If you need to recruit someone fast, use an agency. If you need to recruit someone great, head to your local coffee shop. Why? Because it’s a great place to see people under pressure learning new skills in a customer facing team. Sure, it’s not rocket science, but making a perfect coffee requires you to learn a specific set of skills and master them at speed, whilst all the time building and maintaining a relationship with your co-workers and customers. You don’t have to be friendly under pressure to do the job, but the really good people easily stand out.
And you can go back day after day to see people in action. You see, for many mid level management roles, the right person is probably more important than the right skills, at least to start with. The type of person who can learn new skills and, importantly, build great relationships.

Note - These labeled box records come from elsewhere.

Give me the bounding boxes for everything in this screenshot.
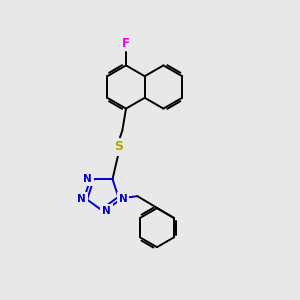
Text: N: N bbox=[77, 194, 86, 204]
Text: N: N bbox=[83, 174, 92, 184]
Text: S: S bbox=[114, 140, 123, 153]
Text: F: F bbox=[122, 37, 130, 50]
Text: N: N bbox=[102, 206, 111, 216]
Text: N: N bbox=[119, 194, 128, 204]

When i picked up my coffee this morning, heading for the train, running slightly late, slightly grumpy and dishevelled, i doubt that i was the best company. But, as usual, there was a smile, a conversation and a great coffee waiting. It’s an interesting crossover situation between the formal transaction of a purchase and the social dynamics that make me go back there day after day. That’s a pretty magical mixture, both for sales and for management: building relationships that are magnetic, making people want to work with you.
Reading a cv and interviewing someone is a fine way to watch them perform their rehearsed and moderated act, but seeing someone perform live, that’s a whole different thing. The networked knowledge economy rewards agile performers, people who can adapt: it’s less about turning up on your first day with all the skills in place, more about knowing how to find things out, build relationships and adapt.
As we adopt progressively greater levels of social learning at work, so we should explore more social ways of recruiting, of developing and strengthening our teams. In the networked world, we can find great people in all sorts of places.